En Lejos del Cielo Haynes se acerca a dos tabús de la época: no sólo al amor interracial entre una mujer blanca y acomodada y un hombre negro y de clase media, sino a la aparición del homosexualismo dentro de la "normalidad" familiar, una "desviación" que Frank habrá de combatir inútilmente, para decirlo en palabras de Madame Yourcenar. La lúcida posición de Haynes ante este doble desafío a la moralidad convencional de ese lugar y de esa época es devastadora: finalmente, Frank podrá rehacer su vida con el jovencito que ama -después de todo, será gay pero es hombre: puede cambiar de ciudad, olvidar a los hijos, transformar su vida-, mientras Cathy ve cómo todas las puertas se cierran a su alrededor. Algo similar le sucede, de hecho, al propio Raymond con su gente. Dicho de otra manera: hay de prejuicios a prejuicios, hay de roles a roles, y el de ama de casa y de raza blanca es, en este contexto, el más castrado/castrante de todos.
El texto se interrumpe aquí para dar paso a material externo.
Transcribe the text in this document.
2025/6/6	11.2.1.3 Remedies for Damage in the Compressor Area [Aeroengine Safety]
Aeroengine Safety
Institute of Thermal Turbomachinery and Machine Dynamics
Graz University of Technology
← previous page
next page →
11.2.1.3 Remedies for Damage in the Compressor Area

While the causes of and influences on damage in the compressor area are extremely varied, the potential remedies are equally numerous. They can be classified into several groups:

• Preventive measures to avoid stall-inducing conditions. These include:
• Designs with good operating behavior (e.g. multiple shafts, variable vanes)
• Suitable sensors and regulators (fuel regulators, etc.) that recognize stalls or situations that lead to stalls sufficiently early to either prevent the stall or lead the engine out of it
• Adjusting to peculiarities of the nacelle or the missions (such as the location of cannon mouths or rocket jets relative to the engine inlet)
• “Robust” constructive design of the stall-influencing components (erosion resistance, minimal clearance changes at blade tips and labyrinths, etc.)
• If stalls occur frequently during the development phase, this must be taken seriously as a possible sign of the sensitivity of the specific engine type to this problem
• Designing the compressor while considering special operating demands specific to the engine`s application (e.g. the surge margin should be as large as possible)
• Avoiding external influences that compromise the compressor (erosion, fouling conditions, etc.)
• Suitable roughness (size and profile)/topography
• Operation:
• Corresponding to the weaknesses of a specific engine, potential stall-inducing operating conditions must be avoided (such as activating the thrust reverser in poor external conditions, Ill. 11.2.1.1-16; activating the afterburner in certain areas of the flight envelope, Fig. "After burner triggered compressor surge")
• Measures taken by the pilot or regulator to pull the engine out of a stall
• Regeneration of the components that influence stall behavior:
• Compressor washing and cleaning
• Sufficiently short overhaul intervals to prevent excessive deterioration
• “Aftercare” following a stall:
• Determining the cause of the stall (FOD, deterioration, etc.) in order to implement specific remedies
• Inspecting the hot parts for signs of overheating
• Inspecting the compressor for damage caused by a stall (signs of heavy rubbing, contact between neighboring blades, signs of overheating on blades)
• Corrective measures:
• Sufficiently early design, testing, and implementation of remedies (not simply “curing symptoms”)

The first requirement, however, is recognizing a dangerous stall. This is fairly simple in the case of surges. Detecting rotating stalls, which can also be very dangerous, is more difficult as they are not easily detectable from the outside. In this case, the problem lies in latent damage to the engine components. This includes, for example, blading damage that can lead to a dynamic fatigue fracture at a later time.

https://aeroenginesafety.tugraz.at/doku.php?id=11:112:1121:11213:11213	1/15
Raymond mismo, en el desenlace, está a punto de iniciar otra etapa en su vida. Cathy no parece tener esa oportunidad.
Haynes, decía arriba, dirige desde una prudente distancia. Se toma en serio la historia que está contando -no hay un solo guiño irónico/estilístico en la puesta en imágenes-, sin llegar al pastiche o a la beatería por Sirk y el cine de los años 50. Hay un reproducción cuidadosa del estilo narrativo de los woman's films sirkianos, tanto en la elegante cámara de Edward Lachman y sus colores otoñales, como en la música original, escrita por el veteranísimo Elmer Bernstein -que, aunque empezó a trabajar precisamente en la década de los 50, su estilo musical siempre ha sido muy diferente.
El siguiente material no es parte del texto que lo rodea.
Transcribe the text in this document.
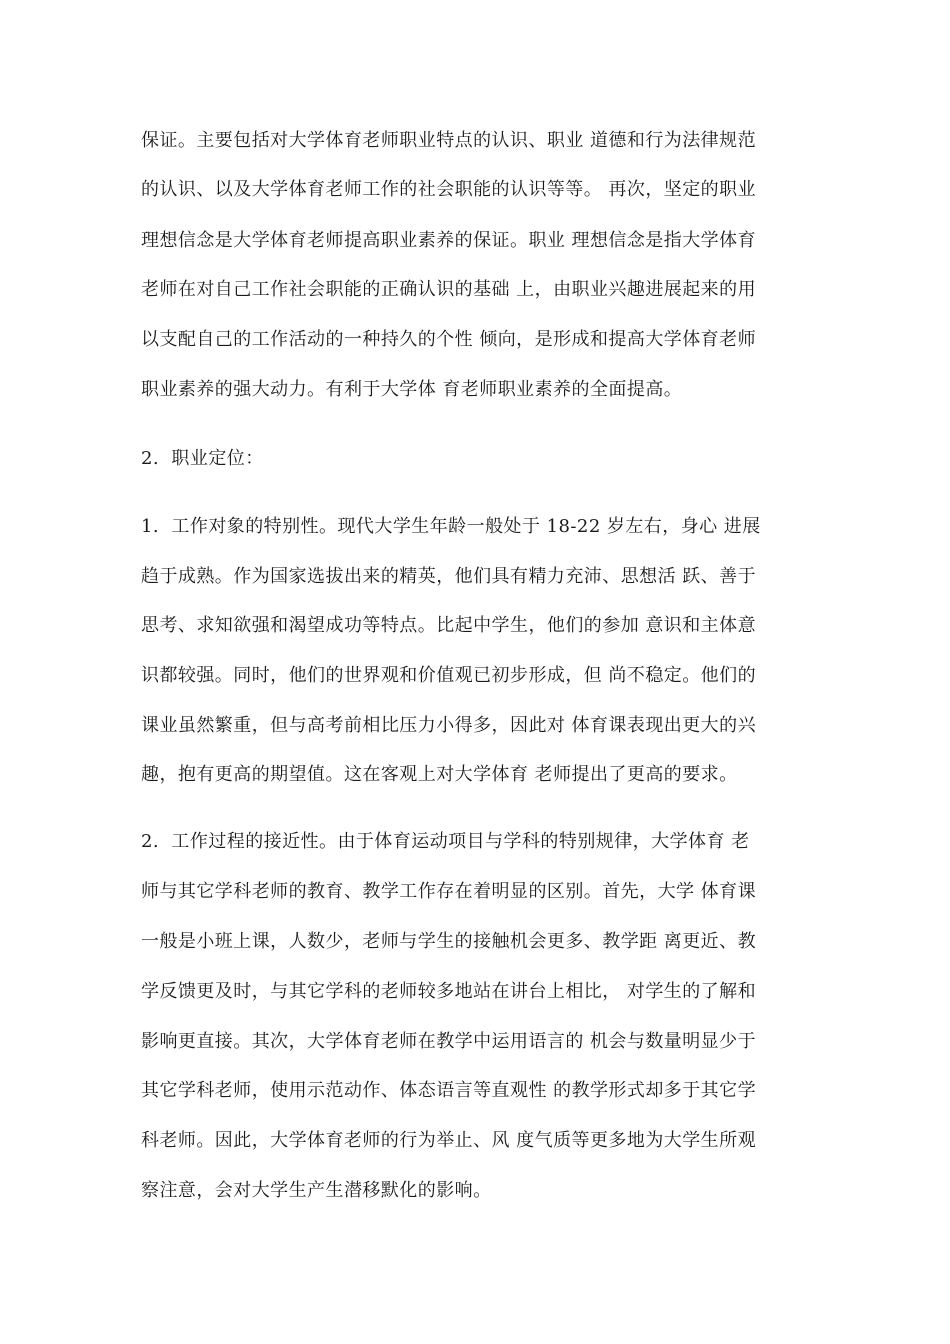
保证。主要包括对大学体育老师职业特点的认识、职业 道德和行为法律规范
的认识、以及大学体育老师工作的社会职能的认识等等。 再次，坚定的职业
理想信念是大学体育老师提高职业素养的保证。职业 理想信念是指大学体育
老师在对自己工作社会职能的正确认识的基础 上，由职业兴趣进展起来的用
以支配自己的工作活动的一种持久的个性 倾向，是形成和提高大学体育老师
职业素养的强大动力。有利于大学体 育老师职业素养的全面提高。
2.  职业定位：
1.  工作对象的特别性。现代大学生年龄一般处于 18-22 岁左右，身心 进展
趋于成熟。作为国家选拔出来的精英，他们具有精力充沛、思想活 跃、善于
思考、求知欲强和渴望成功等特点。比起中学生，他们的参加 意识和主体意
识都较强。同时，他们的世界观和价值观已初步形成，但 尚不稳定。他们的
课业虽然繁重，但与高考前相比压力小得多，因此对 体育课表现出更大的兴
趣，抱有更高的期望值。这在客观上对大学体育 老师提出了更高的要求。
2.  工作过程的接近性。由于体育运动项目与学科的特别规律，大学体育 老
师与其它学科老师的教育、教学工作存在着明显的区别。首先，大学 体育课
一般是小班上课，人数少，老师与学生的接触机会更多、教学距 离更近、教
学反馈更及时，与其它学科的老师较多地站在讲台上相比， 对学生的了解和
影响更直接。其次，大学体育老师在教学中运用语言的 机会与数量明显少于
其它学科老师，使用示范动作、体态语言等直观性 的教学形式却多于其它学
科老师。因此，大学体育老师的行为举止、风 度气质等更多地为大学生所观
察注意，会对大学生产生潜移默化的影响。
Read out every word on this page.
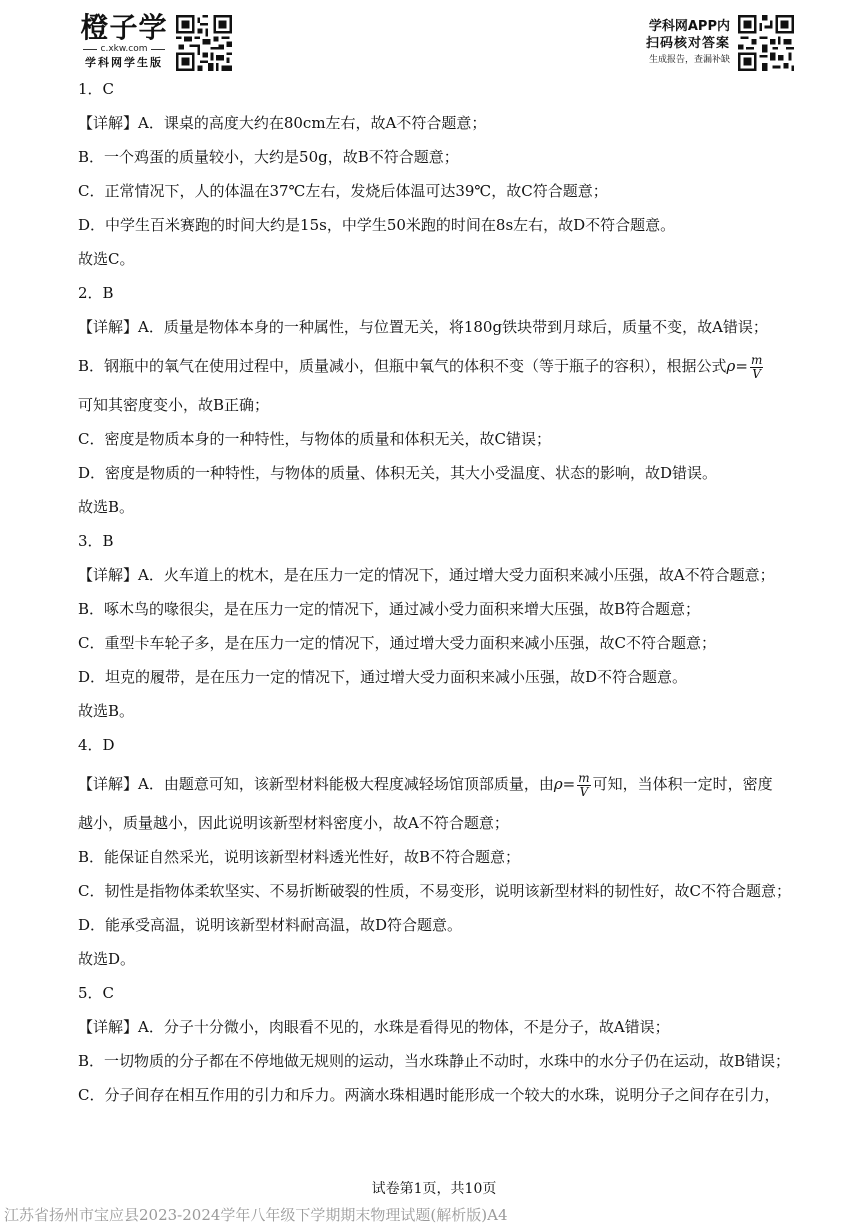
橙子学
c.xkw.com
学科网学生版
学科网APP内
扫码核对答案
生成报告，查漏补缺
1．C
【详解】A．课桌的高度大约在80cm左右，故A不符合题意；
B．一个鸡蛋的质量较小，大约是50g，故B不符合题意；
C．正常情况下，人的体温在37℃左右，发烧后体温可达39℃，故C符合题意；
D．中学生百米赛跑的时间大约是15s，中学生50米跑的时间在8s左右，故D不符合题意。
故选C。
2．B
【详解】A．质量是物体本身的一种属性，与位置无关，将180g铁块带到月球后，质量不变，故A错误；
B．钢瓶中的氧气在使用过程中，质量减小，但瓶中氧气的体积不变（等于瓶子的容积），根据公式$\rho= \frac{m}{V}$
可知其密度变小，故B正确；
C．密度是物质本身的一种特性，与物体的质量和体积无关，故C错误；
D．密度是物质的一种特性，与物体的质量、体积无关，其大小受温度、状态的影响，故D错误。
故选B。
3．B
【详解】A．火车道上的枕木，是在压力一定的情况下，通过增大受力面积来减小压强，故A不符合题意；
B．啄木鸟的喙很尖，是在压力一定的情况下，通过减小受力面积来增大压强，故B符合题意；
C．重型卡车轮子多，是在压力一定的情况下，通过增大受力面积来减小压强，故C不符合题意；
D．坦克的履带，是在压力一定的情况下，通过增大受力面积来减小压强，故D不符合题意。
故选B。
4．D
【详解】A．由题意可知，该新型材料能极大程度减轻场馆顶部质量，由$\rho= \frac{m}{V}$ 可知，当体积一定时，密度
越小，质量越小，因此说明该新型材料密度小，故A不符合题意；
B．能保证自然采光，说明该新型材料透光性好，故B不符合题意；
C．韧性是指物体柔软坚实、不易折断破裂的性质，不易变形，说明该新型材料的韧性好，故C不符合题意；
D．能承受高温，说明该新型材料耐高温，故D符合题意。
故选D。
5．C
【详解】A．分子十分微小，肉眼看不见的，水珠是看得见的物体，不是分子，故A错误；
B．一切物质的分子都在不停地做无规则的运动，当水珠静止不动时，水珠中的水分子仍在运动，故B错误；
C．分子间存在相互作用的引力和斥力。两滴水珠相遇时能形成一个较大的水珠，说明分子之间存在引力，
试卷第1页，共10页
江苏省扬州市宝应县2023-2024学年八年级下学期期末物理试题(解析版)A4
Es en el desarrollo de la trama y en la propia la visión de Haynes que la cinta se vuelve contemporánea: esa imagen de Dennis Quaid alcoholizado (des)cubriendo su homosexualidad reprimidad, ese sórdido bar gay que es fotografiado entres sombras y colores intensos, ese aparecer de una comunidad negra tan (in)visible frente a los ojos de toda la comunidad WASP, ese desenlace dolorosamente realista que es firmado por un soberbio movimiento de grúa y una música ad-hoc desbordada... ¿Y dónde quedó el final feliz?